The man continued to visually examine and measure Wyatt as another group entered the large room. Just from the scent alone the savannah cat knew that they had another hybrid, and didn’t have to turn around to look to know who it was.

“I’m also positive that all of you remember James Pinkerton. He was arrested and confessed to the highest number of murders this country has seen in this century.” Lesko sipped her wine before continuing. “These are the two that I have selected, for various reasons, to participate in the tests that Senator Bingham wishes. Do I have any objections?”

“I think they’ll do just fine,” the bald man said as he moved to inspect Pinkerton. “What says you, Dom? Think the kitties will be a challenge?”

The man that had stood with the bald one shrugged. “So long as they don’t act like cats. No challenge in huntin’ animals. Want a dangerous hunt? Use a man.” He looked from one hybrid to the other, his long salt and pepper hair was caught up in a braid and hung down his back. “What are the rules and time limits?”

The lead Janissaries officer, a man that baldy and the one with short brown hair both eye with contempt stepped forward. “We felt that a proper test would best be performed in a location that both hunters and prey were unfamiliar with, but would offer enough resources so that the test can quite literally go either way. As such, there is an island that lies six miles from here and is well wooded with rocky beaches and fresh water supplies. Hunters may select one weapon to go with their kit of tent, rope, canteens, knife, hatchet and sleeping bag. The prey. Renner and Pinkerton, will each be given a single canteen and twenty feet of rope along with a thermal liner. The prey will then be deposited at a point on the island to be determined, given a half hour head start before the hunters are dropped off. At that point, the prey will have to make its way to the opposite side of the island where the hunt will end and then returned to Fort Freedom. The window is forty eight hours. If the prey can elude death for that time, it will be declared the winner and returned to the facility here. Any questions?”

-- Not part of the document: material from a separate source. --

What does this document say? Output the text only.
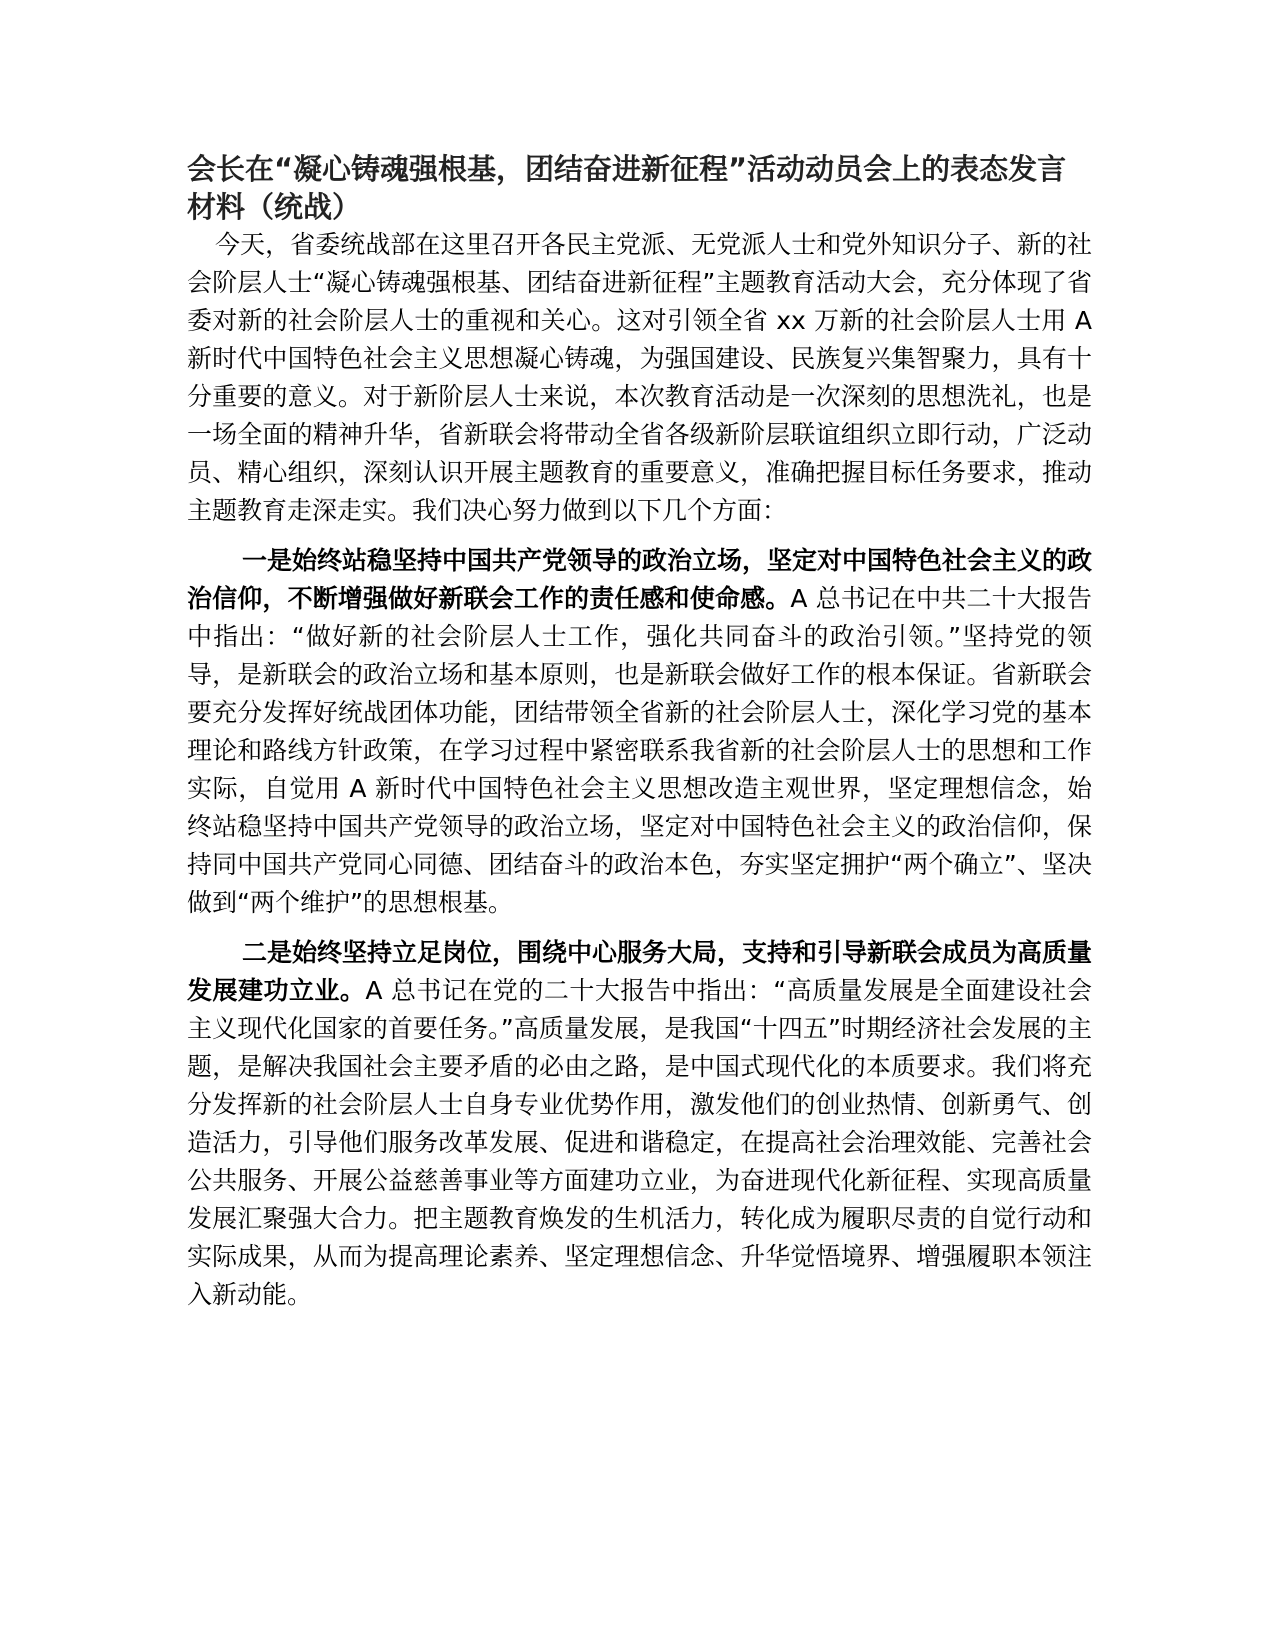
会长在“凝心铸魂强根基，团结奋进新征程”活动动员会上的表态发言材料（统战）

今天，省委统战部在这里召开各民主党派、无党派人士和党外知识分子、新的社会阶层人士“凝心铸魂强根基、团结奋进新征程”主题教育活动大会，充分体现了省委对新的社会阶层人士的重视和关心。这对引领全省 xx 万新的社会阶层人士用 A 新时代中国特色社会主义思想凝心铸魂，为强国建设、民族复兴集智聚力，具有十分重要的意义。对于新阶层人士来说，本次教育活动是一次深刻的思想洗礼，也是一场全面的精神升华，省新联会将带动全省各级新阶层联谊组织立即行动，广泛动员、精心组织，深刻认识开展主题教育的重要意义，准确把握目标任务要求，推动主题教育走深走实。我们决心努力做到以下几个方面：

一是始终站稳坚持中国共产党领导的政治立场，坚定对中国特色社会主义的政治信仰，不断增强做好新联会工作的责任感和使命感。A 总书记在中共二十大报告中指出：“做好新的社会阶层人士工作，强化共同奋斗的政治引领。”坚持党的领导，是新联会的政治立场和基本原则，也是新联会做好工作的根本保证。省新联会要充分发挥好统战团体功能，团结带领全省新的社会阶层人士，深化学习党的基本理论和路线方针政策，在学习过程中紧密联系我省新的社会阶层人士的思想和工作实际，自觉用 A 新时代中国特色社会主义思想改造主观世界，坚定理想信念，始终站稳坚持中国共产党领导的政治立场，坚定对中国特色社会主义的政治信仰，保持同中国共产党同心同德、团结奋斗的政治本色，夯实坚定拥护“两个确立”、坚决做到“两个维护”的思想根基。

二是始终坚持立足岗位，围绕中心服务大局，支持和引导新联会成员为高质量发展建功立业。A 总书记在党的二十大报告中指出：“高质量发展是全面建设社会主义现代化国家的首要任务。”高质量发展，是我国“十四五”时期经济社会发展的主题，是解决我国社会主要矛盾的必由之路，是中国式现代化的本质要求。我们将充分发挥新的社会阶层人士自身专业优势作用，激发他们的创业热情、创新勇气、创造活力，引导他们服务改革发展、促进和谐稳定，在提高社会治理效能、完善社会公共服务、开展公益慈善事业等方面建功立业，为奋进现代化新征程、实现高质量发展汇聚强大合力。把主题教育焕发的生机活力，转化成为履职尽责的自觉行动和实际成果，从而为提高理论素养、坚定理想信念、升华觉悟境界、增强履职本领注入新动能。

“I got one,” the bald man asked with his malicious grin returning. “You wanna be stuffed and mounted, pussycat? Or would you rather become a rug?” he asked Wyatt.

The savannah cat wasn’t intimidated. He would either make it, or he would die cleanly. Either way it would be an end to his terror. Wyatt did feel a pang of regret that he wouldn’t see either Halley or Julie and some of the others again, but this had been the expected outcome all along. Wyatt looked at the bald man, his gaze unflinching.

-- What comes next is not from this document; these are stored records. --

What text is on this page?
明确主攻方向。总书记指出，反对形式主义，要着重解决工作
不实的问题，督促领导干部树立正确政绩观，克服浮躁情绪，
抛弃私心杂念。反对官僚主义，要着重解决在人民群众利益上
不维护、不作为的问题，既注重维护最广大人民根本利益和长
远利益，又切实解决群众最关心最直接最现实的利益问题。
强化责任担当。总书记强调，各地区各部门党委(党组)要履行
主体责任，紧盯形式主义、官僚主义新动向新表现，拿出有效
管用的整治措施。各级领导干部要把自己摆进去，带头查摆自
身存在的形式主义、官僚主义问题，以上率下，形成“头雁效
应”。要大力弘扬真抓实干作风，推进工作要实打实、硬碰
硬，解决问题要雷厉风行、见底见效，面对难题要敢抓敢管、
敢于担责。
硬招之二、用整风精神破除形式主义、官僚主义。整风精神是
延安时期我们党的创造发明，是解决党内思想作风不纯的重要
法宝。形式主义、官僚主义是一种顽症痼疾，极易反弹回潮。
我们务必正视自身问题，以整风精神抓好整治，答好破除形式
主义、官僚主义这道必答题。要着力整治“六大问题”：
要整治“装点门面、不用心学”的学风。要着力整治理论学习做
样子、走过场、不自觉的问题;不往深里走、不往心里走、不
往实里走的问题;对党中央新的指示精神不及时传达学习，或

Baldy moved closer and chuckled in a manner that was typical of boorish male bravado when another refused to back down or give in to threats and posturing. “Oh! You an’ me’s gonna have some fun, pussycat. I think I’m gonna really like this.”

“Stand down, Pete,” a man with short brown hair that had stood away from the others said in a voice that sounded like the man was used to giving orders. He turned back to the Janissaries operative and Lesko. “I assume that Pete and I will track one while Mister Pugio and Mister Gaines track and hunt the other?”

Peterson, the mercenary that led the contingent of Janissaries, nodded and looked at the two pairs of men. “It will be a random draw.” While he didn’t doubt that the two professional hunters were adept at stalking and killing mundane animals, Peterson’s money was on the two NWS veterans. “We’ll begin at first light in the morning.”

More was discussed between the quartet, Senator Bingham and Emily Lesko, but Wyatt wasn’t able to pick up more than a word or two as he and Pinkerton were ushered from the room. Casting a look back at the anthropanther, Wyatt saw that the other hybrid’s face was passive, almost serene, but almost imperceptibly the black furred male flexed each one of his fingers casing the claws to slip out slowly one at a time. When Pinkerton realized Wyatt was looking at him, the panther let a smile pull his face into an expression that was far from humorous as his eyes took on an evil glint.

Wyatt knew then and there that the four men that would be hunting them weren’t the only ones that he would have to survive.